Portado por : Felipe Marques terça-feira, 7 de julho de 2015

NO AR – Entenda o padrão norte-americano de notícias adotado pela Record e ignorado pela Globo

22 - 06.07.2015
Muitos questionaram a respeito da cobertura da mídia na morte do cantor sertanejo Cristiano Araújo, no último dia 24 de junho. Até a TV Globo, que raramente muda sua grade de programação por qualquer motivo, se viu obrigada a cancelar a Sessão da Tarde e fazer flash diários, devido ao ocorrido. Mas por que a Globo fez isso? Especialista neste tipo de abordagem, a Record incomodou a líder em outras ocasiões parecidas. E devido ao crescimento de audiência da concorrente com a cobertura de casos como este, a emissora carioca se viu obrigada a seguir esse padrão. Que digo a vocês: é o correto quando se trata do ato de informar. (não estou discutindo a relevância ou não do fato)
No dia do ocorrido, a Globo foi acusada de viver um dia de Record, como se fosse um demérito. O jornalista que deu esse título, na verdade, demonstrou desconhecimento do que vem a ser o ato de noticiar. Esta prática, aliás, só tem se tornado mais contundente no Brasil agora, no século XXI, com a democratização da mídia e da internet. A rede dos ‘Marinho’ vêm perdendo audiência ano a ano.

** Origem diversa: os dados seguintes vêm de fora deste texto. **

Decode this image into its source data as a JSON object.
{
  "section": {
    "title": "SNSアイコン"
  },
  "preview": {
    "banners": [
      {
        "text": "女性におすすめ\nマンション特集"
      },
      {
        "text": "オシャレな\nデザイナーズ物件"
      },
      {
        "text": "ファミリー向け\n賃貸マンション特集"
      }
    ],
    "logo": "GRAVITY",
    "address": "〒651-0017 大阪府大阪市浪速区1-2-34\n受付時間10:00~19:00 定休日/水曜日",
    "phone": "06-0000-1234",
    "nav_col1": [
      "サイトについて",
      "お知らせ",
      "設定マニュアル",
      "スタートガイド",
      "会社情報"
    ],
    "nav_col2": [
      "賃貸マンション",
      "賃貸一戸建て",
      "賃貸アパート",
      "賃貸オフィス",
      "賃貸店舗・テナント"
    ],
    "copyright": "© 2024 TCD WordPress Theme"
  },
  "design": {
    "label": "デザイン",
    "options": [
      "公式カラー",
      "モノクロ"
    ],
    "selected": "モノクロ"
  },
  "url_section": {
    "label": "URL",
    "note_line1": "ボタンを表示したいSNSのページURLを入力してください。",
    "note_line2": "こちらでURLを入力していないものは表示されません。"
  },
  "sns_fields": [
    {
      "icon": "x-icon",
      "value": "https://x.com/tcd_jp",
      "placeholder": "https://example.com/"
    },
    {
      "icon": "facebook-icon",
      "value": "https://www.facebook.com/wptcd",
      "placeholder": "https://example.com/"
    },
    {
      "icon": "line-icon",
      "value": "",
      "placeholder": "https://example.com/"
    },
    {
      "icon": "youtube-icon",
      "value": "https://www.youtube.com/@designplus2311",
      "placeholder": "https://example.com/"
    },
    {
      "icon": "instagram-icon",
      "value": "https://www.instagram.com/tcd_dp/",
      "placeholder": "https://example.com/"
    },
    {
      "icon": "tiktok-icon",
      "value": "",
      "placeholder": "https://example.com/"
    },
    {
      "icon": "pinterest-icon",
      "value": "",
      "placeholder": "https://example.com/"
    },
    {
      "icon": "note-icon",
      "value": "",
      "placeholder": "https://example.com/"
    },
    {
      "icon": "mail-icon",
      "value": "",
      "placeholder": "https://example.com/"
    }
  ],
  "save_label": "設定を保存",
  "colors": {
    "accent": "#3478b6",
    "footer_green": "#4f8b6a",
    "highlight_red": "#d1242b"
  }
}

Segundo o dicionário, noticiar significa “dar notícia de; anunciar, comunicar; Publicar, tornar conhecido; Informar-se, inteirar-se”. Para explanar melhor o que eu quero dizer, utilizo de um texto publicado pelo ‘Observatório da Imprensa’, no dia 26/04/2010, sobre qual é o papel da mídia. “Então, o papel da mídia na sociedade é informar, é definir os temas a serem discutidos, é expor ideias e formar opiniões. O papel da mídia é formar cidadãos conscientes e críticos. Mais do que tudo, o papel da mídia é ser leal com o seu público. Sendo assim, a parcela de colaboração da mídia na construção e formação política e cultural da sociedade é significativa. Afinal, a mídia atinge a massa, ou seja, a maioria”.
A Globo, por muito anos, se furtou do seu papel social de informar com correção os fatos sociais, que, infelizmente, são tristes no Brasil. A realidade aqui é cruel para a maioria, mas isso era ignorado. Mas a postura desta empresa de comunicação vem mudando lentamente desde quando a Record resolveu entrar no páreo deste filão de mercado, com um novo jeito de olhar os acontecimentos.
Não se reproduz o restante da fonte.